The mentoring program’s first iteration was a six month program at ArenaNet’s Bellevue studio, which brought promising candidates together who had at least prior writing experience and a cursory knowledge of how games work to learn how to combine the two. According to Stein, the idea for the program first came about in 2018, when ArenaNet was looking to expand its narrative applicant pool to find more diverse writers. “We decided to look at the people who are applying who maybe had potential but weren’t ready, and figuring out if there’s anything we can do to help them bridge that gap,” explained Stein.

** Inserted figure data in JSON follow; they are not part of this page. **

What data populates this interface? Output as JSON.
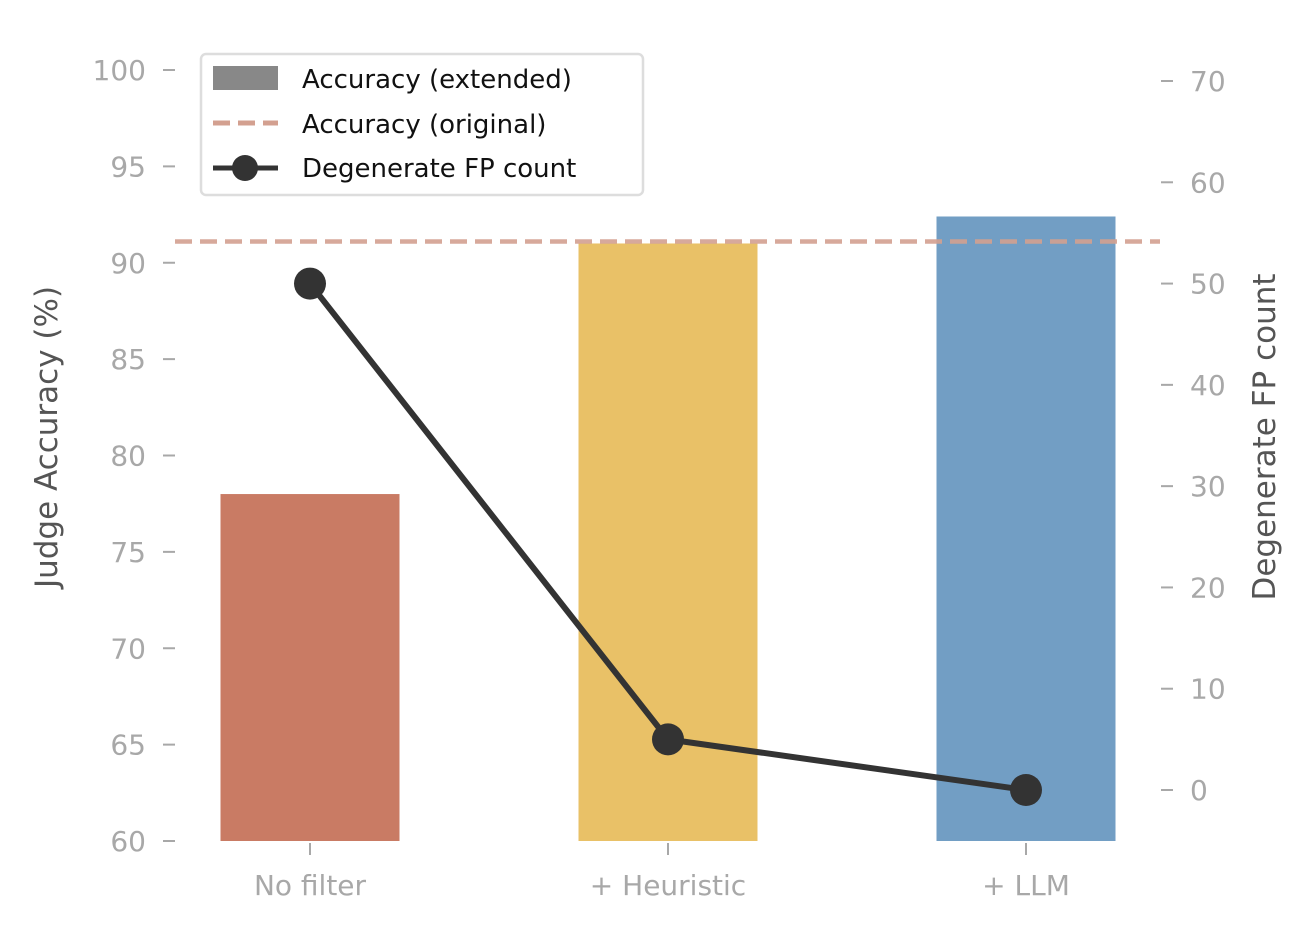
{
  "chart_data": {
    "type": "bar",
    "categories": [
      "No filter",
      "+ Heuristic",
      "+ LLM"
    ],
    "series": [
      {
        "name": "Accuracy (extended)",
        "type": "bar",
        "axis": "left",
        "values": [
          78,
          91,
          92.4
        ]
      },
      {
        "name": "Accuracy (original)",
        "type": "hline",
        "axis": "left",
        "value": 91.1
      },
      {
        "name": "Degenerate FP count",
        "type": "line",
        "axis": "right",
        "values": [
          50,
          5,
          0
        ]
      }
    ],
    "bar_colors": [
      "#c97b64",
      "#e9c167",
      "#729ec4"
    ],
    "line_color": "#333333",
    "hline_color": "#d3a090",
    "ylabel": "Judge Accuracy (%)",
    "y2label": "Degenerate FP count",
    "ylim": [
      60,
      100
    ],
    "y2lim": [
      -5,
      73
    ],
    "yticks": [
      60,
      65,
      70,
      75,
      80,
      85,
      90,
      95,
      100
    ],
    "y2ticks": [
      0,
      10,
      20,
      30,
      40,
      50,
      60,
      70
    ],
    "legend": {
      "placement": "top-left",
      "entries": [
        "Accuracy (extended)",
        "Accuracy (original)",
        "Degenerate FP count"
      ]
    },
    "grid": false
  }
}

Through the interview, both King and Stein continued to stress the importance of having diverse writers and collaborators in the program and in narrative teams overall. King herself explained that she learned how to use her own experiences as a strength instead of burying them when she was mentored in the initiative’s first run.

“With Guild Wars 2, we are trying to tell stories of very disparate characters. We’ve got women, we’ve got men, we’ve got gay people, got straight people, we’ve got people from different races and ethnicities. And we have a very global audience that this goes out to. And so being able to be in a space where you can give another writer critique like, ‘I don’t think a chick would say it like that,’ or, ‘Think about this subtext,’ or ‘Let’s look at not just Western storytelling, but lots of other different story types.’ I think any time if I’m sitting in a room with another writer, and we’re both too much the same, we need to bring someone else in this room.”

The program has had only two runs thus far — the first in 2018 and a second internal-only run to let different departments learn more about narrative — but both Stein and King have designs to expand the initiative, with eyes on including other studios. For now, ArenaNet is opening up applications for new mentees in January, which will accommodate those who can work only remotely this time around.